In recent years there has been a great increase in the availability of microeconomic panel data over long periods of time, and as such the number of long term microeconomic studies has greatly increased. While panel data can be a very powerful tool for analyzing economic issues, using very long term panels can potentially introduce problems that standard panel data techniques don’t account for. While the typical assumptions used in panel data models usually hold for short run panels, it is generally not as clear if these assumptions hold in the long run. For example, a typical assumption is that individual effects don’t vary over time. While this may be reasonable for a panel spanning one year, it is less clear if this is reasonable to assume for a panel spanning 30 years, which may reduce the credibility of fixed effects estimation in this case. For this reason we are investigating the use of other approaches to the panel studies, such as factor models, whose use has generally been limited to macroeconomics. Comparing these methods with traditional methods will help us determine how credible fixed effect estimators really are.

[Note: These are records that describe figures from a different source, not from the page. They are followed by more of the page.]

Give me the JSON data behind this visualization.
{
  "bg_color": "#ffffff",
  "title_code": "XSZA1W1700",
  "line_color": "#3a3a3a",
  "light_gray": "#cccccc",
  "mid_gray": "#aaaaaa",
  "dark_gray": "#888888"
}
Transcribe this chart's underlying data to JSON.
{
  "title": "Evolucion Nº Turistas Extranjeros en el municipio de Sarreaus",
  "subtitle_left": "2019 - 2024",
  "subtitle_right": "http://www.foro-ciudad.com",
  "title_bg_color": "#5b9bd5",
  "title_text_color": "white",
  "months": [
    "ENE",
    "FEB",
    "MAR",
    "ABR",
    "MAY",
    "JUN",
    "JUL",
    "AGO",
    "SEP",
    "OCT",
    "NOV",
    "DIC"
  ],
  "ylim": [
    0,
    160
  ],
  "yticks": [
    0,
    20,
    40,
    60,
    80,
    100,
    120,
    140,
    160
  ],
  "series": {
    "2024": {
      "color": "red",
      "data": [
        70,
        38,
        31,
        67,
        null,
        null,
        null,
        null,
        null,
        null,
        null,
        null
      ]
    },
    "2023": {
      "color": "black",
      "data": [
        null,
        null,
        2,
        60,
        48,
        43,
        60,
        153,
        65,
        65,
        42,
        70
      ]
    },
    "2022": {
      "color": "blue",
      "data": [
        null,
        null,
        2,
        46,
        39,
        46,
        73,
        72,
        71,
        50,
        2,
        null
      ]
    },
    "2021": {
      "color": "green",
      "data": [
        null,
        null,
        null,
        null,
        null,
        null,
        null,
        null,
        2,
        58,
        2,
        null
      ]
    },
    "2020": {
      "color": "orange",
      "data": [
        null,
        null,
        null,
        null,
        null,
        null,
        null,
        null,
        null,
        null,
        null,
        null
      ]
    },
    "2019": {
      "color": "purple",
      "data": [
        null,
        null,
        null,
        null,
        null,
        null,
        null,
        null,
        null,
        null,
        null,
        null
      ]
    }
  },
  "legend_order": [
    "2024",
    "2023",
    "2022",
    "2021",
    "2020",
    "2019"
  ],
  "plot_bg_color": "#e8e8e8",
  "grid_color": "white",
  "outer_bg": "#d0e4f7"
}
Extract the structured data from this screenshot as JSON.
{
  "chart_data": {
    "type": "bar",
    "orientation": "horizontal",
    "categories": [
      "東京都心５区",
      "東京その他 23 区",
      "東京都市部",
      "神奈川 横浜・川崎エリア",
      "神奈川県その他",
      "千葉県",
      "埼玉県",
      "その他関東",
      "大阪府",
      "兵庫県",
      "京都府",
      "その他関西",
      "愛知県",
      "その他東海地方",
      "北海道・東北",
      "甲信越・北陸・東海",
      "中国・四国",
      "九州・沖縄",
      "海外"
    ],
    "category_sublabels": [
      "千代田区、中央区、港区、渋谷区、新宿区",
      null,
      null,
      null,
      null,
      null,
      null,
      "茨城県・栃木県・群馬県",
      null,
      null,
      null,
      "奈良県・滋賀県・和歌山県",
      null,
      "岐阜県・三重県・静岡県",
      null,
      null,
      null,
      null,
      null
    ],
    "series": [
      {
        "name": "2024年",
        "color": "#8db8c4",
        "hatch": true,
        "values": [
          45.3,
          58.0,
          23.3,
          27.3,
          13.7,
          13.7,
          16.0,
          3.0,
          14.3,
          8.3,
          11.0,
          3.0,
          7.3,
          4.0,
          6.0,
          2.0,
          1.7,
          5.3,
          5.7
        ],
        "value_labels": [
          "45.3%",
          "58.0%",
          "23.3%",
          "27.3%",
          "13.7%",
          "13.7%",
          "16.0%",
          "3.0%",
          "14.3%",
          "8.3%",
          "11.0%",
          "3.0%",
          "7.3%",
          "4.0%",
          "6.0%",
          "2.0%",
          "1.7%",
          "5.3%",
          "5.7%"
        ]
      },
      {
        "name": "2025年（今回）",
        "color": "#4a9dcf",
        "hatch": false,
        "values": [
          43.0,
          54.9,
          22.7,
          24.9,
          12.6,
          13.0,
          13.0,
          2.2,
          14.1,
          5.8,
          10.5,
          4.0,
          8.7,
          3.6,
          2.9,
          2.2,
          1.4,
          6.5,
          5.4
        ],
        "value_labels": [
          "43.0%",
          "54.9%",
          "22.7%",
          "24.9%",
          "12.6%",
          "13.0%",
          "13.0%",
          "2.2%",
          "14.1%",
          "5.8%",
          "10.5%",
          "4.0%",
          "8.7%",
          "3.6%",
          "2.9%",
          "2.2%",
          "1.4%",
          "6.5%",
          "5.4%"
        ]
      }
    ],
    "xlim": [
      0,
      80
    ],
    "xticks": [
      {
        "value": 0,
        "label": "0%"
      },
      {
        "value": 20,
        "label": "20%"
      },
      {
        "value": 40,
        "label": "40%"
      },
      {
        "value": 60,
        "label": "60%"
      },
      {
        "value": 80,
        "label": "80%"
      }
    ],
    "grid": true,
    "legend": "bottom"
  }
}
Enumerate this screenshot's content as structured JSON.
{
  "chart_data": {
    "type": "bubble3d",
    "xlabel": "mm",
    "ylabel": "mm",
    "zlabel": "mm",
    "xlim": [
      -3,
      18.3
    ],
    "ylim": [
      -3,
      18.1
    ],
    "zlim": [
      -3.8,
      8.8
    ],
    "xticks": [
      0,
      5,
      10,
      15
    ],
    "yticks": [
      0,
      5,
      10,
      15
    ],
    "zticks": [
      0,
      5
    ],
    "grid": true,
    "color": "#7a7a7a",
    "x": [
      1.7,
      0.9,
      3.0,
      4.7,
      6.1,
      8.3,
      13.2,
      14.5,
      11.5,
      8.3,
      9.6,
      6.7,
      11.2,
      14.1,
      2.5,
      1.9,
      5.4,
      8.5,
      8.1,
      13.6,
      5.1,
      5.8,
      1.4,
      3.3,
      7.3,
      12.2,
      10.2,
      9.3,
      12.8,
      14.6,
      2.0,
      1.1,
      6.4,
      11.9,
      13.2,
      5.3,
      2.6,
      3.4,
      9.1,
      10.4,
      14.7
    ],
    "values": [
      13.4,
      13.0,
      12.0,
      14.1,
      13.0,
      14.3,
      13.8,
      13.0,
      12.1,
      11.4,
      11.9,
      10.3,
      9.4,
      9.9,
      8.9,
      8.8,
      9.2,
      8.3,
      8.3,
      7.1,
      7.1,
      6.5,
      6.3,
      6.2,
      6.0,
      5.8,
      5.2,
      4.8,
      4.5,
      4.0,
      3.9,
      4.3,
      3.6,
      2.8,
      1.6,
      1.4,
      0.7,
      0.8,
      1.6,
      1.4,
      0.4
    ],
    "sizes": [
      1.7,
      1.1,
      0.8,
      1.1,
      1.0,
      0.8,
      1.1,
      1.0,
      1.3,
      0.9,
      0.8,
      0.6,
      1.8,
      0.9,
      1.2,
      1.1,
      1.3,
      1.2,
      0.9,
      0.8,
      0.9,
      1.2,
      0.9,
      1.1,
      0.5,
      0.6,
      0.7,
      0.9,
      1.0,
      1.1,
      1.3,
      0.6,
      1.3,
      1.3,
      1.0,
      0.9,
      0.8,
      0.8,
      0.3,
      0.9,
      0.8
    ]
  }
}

**How do local sales taxes influence prices and competition?**

While varying substantially from municipality to municipality and being remarkably complex in terms of how they are applied at the product level, local sales taxes have largely been overlooked in the economic literature. We explore sales tax complexity that comes from variance in rate of taxation as well as in the proportion of goods exempted from a given tax. To do this, we combine local sales tax data with grocery store scanner data of more than 166 million observations. We explore the relationship between tax complexity and prices, investigating whether grocery stores in areas with more complex taxes pass on the cost of compliance to consumers in the form of higher prices. We also explore the relationship between tax rate and complexity.